Wir verstehen nicht, was jemand an sich sagt, sondern wir verstehen immer nur das, was unser Gehirn daraus macht, indem es die Leerstellen wertend ausfüllt, die Idee interpretiert – also, wir verstehen, was wir denken. (Lakoff/Wehling 2008: 153f.)
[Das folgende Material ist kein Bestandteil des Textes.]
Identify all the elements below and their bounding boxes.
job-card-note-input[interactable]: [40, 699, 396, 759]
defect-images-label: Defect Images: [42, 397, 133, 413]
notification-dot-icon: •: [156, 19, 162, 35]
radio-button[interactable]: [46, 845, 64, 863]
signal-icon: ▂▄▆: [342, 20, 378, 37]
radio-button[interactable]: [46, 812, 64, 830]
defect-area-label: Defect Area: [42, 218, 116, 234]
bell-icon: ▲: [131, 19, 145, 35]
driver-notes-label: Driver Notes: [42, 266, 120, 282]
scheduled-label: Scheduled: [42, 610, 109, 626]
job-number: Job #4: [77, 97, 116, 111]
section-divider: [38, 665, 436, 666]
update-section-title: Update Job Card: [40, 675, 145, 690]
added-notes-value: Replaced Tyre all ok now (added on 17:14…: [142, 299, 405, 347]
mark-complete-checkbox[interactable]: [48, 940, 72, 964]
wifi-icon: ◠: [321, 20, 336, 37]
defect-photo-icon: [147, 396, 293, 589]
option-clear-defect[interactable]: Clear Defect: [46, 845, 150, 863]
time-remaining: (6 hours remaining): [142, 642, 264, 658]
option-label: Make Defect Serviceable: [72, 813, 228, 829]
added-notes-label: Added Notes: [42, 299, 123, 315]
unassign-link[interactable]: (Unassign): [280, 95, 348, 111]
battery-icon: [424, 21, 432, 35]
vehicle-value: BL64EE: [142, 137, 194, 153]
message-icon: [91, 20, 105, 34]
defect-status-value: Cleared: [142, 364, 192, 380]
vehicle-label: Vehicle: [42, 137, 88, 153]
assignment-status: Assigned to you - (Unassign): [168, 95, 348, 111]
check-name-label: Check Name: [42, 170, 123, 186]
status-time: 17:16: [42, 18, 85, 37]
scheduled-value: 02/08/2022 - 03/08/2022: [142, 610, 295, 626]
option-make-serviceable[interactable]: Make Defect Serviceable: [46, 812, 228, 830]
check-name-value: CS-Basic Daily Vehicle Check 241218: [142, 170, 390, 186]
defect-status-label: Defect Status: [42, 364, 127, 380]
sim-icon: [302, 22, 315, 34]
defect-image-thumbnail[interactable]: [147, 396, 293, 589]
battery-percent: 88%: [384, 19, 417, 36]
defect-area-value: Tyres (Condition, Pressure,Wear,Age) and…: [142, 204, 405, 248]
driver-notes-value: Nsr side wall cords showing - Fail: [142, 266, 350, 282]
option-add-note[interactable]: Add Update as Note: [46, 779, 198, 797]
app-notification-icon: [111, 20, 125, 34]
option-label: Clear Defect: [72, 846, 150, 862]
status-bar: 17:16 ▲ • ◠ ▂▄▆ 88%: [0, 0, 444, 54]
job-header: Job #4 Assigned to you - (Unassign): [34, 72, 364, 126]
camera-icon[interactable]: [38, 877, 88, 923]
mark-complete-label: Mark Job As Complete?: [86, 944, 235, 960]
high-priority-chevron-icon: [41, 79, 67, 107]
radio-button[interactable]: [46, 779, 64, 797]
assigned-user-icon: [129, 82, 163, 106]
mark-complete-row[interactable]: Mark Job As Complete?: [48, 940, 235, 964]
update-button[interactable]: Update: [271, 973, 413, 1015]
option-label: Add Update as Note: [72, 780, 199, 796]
Der Dreh- und Angelpunkt ist also das Gehirn. Aber wie funktioniert das Gehirn?

Das Gehirn

Das Gehirn ist als neuronales Netz aufgebaut. Es besteht aus Knoten, die verbunden sind; Knoten und Verbindungen sind formbar: Oft Wahrgenommenes wird gestärkt (so lernen wir z.B. Vokabeln), und je häufiger zwei Dinge zusammen gesagt oder erlebt werden, desto stärker werden sie verbunden.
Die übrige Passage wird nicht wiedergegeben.